Over the past 10 years novices from Australia, Vietnam, Papua New Guinea and China have been trained in the charism and spirituality of the Passionists at The Monastery. Some 56 young men have moved on to be Passionist priests in various countries, including Australia.

“Dealing with young men, I have seen the positive potential in leadership for the Church of Asia and the Pacific moving into in the 21st century. It has been a privilege to walk with 43 of these men in my five years in Australia,” said Novice Master Br Larry Finn CP.

Originally from Canada, Br Larry worked for 34 years in the Korean Catholic Church in leadership, training young men and designing and building two large retreat centres. He also spent time in Rome as secretary to the Father General of the Passionists.

Now as Novice Master to potential leaders in the Passionists, his enthusiasm is catching and he believes the future of the Church in the hands of these spiritual men is solid.
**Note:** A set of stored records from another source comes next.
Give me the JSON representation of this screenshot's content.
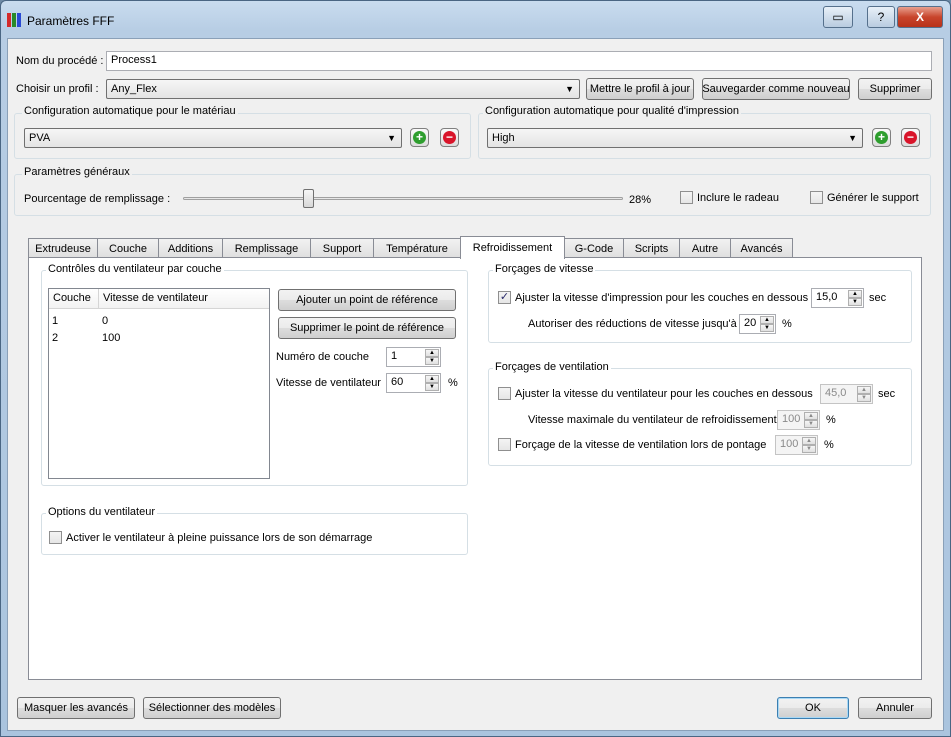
{
  "window": {
    "title": "Paramètres FFF",
    "controls": [
      "▭",
      "?",
      "X"
    ]
  },
  "process": {
    "name_label": "Nom du procédé :",
    "name_value": "Process1"
  },
  "profile": {
    "label": "Choisir un profil :",
    "value": "Any_Flex",
    "update_button": "Mettre le profil à jour",
    "save_new_button": "Sauvegarder comme nouveau",
    "delete_button": "Supprimer"
  },
  "material_config": {
    "title": "Configuration automatique pour le matériau",
    "value": "PVA"
  },
  "quality_config": {
    "title": "Configuration automatique pour qualité d'impression",
    "value": "High"
  },
  "general": {
    "title": "Paramètres généraux",
    "infill_label": "Pourcentage de remplissage :",
    "infill_value": "28%",
    "infill_percent": 28,
    "raft_label": "Inclure le radeau",
    "support_label": "Générer le support"
  },
  "tabs": [
    {
      "label": "Extrudeuse"
    },
    {
      "label": "Couche"
    },
    {
      "label": "Additions"
    },
    {
      "label": "Remplissage"
    },
    {
      "label": "Support"
    },
    {
      "label": "Température"
    },
    {
      "label": "Refroidissement"
    },
    {
      "label": "G-Code"
    },
    {
      "label": "Scripts"
    },
    {
      "label": "Autre"
    },
    {
      "label": "Avancés"
    }
  ],
  "fan_layers": {
    "title": "Contrôles du ventilateur par couche",
    "columns": [
      "Couche",
      "Vitesse de ventilateur"
    ],
    "rows": [
      [
        "1",
        "0"
      ],
      [
        "2",
        "100"
      ]
    ],
    "add_button": "Ajouter un point de référence",
    "remove_button": "Supprimer le point de référence",
    "layer_label": "Numéro de couche",
    "layer_value": "1",
    "speed_label": "Vitesse de ventilateur",
    "speed_value": "60",
    "speed_unit": "%"
  },
  "fan_options": {
    "title": "Options du ventilateur",
    "full_power_label": "Activer le ventilateur à pleine puissance lors de son démarrage"
  },
  "speed_overrides": {
    "title": "Forçages de vitesse",
    "adjust_label": "Ajuster la vitesse d'impression pour les couches en dessous",
    "adjust_value": "15,0",
    "adjust_unit": "sec",
    "allow_label": "Autoriser des réductions de vitesse jusqu'à",
    "allow_value": "20",
    "allow_unit": "%"
  },
  "fan_overrides": {
    "title": "Forçages de ventilation",
    "adjust_label": "Ajuster la vitesse du ventilateur pour les couches en dessous",
    "adjust_value": "45,0",
    "adjust_unit": "sec",
    "max_label": "Vitesse maximale du ventilateur de refroidissement",
    "max_value": "100",
    "max_unit": "%",
    "bridge_label": "Forçage de la vitesse de ventilation lors de pontage",
    "bridge_value": "100",
    "bridge_unit": "%"
  },
  "footer": {
    "hide_advanced_button": "Masquer les avancés",
    "select_models_button": "Sélectionner des modèles",
    "ok_button": "OK",
    "cancel_button": "Annuler"
  },
  "colors": {
    "add": "#2e9e2e",
    "remove": "#d9142a",
    "focus": "#3c7fb1"
  }
}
Br Larry is assisted by
Fr Matthew Qin CP from China who was one of the first novices at The Monastery.

The international novitiate program was welcomed by Adelaide Archbishop Philip Wilson and approved by Superior General Fr Joachim Rego CP, an immigrant to Australia from Burma (Myanmar).

Br Larry said the energy found at The Monastery was typified by the response of two Passionists, one in his 80s and another 28 years of age, who when asked ‘how are you?’ always responded enthusiastically ‘still alive’!

Fr Denis Travers CP, Superior of The Monastery and parish priest of Glen Osmond/Parkside said the novitiate was established in Adelaide because it was considered to be a good environment for young people coming from all places in Asia and Pacific.

“Places like Singapore, Hong Kong and India were considered but in the end Adelaide was chosen for its peacefulness and strength in developing solitude and prayer in the atmosphere of the St Paul of the Cross Monastery in Glen Osmond,” he said.

For some of the men their training will take 10 years before they are ordained.

“It is a long road but one that is necessary,” said Fr Travers.

“The future for these men will not be easy working back in their own countries or as missionaries around the world.

“As Pope Francis says, our Church is entering a new era and we are called in a different way in being ambassadors for Christ.

“Religious will have to be strong in their faith, aware of their humanity and flexible in what may be asked of them.

“The Catholic Church of the past will not be the same Church of the future and will have to find new ways of proclaiming God’s Love.”

Fr Travers said the five brothers were ready to work with married couples and single people as “equal” teachers to new generations of Catholics.

“We congratulate them on being Professed Religious within the community of the Passionists,” he said, adding that the community was always looking for other young men to take up the challenge of ministering in 63 countries, working within the local Church and cultures.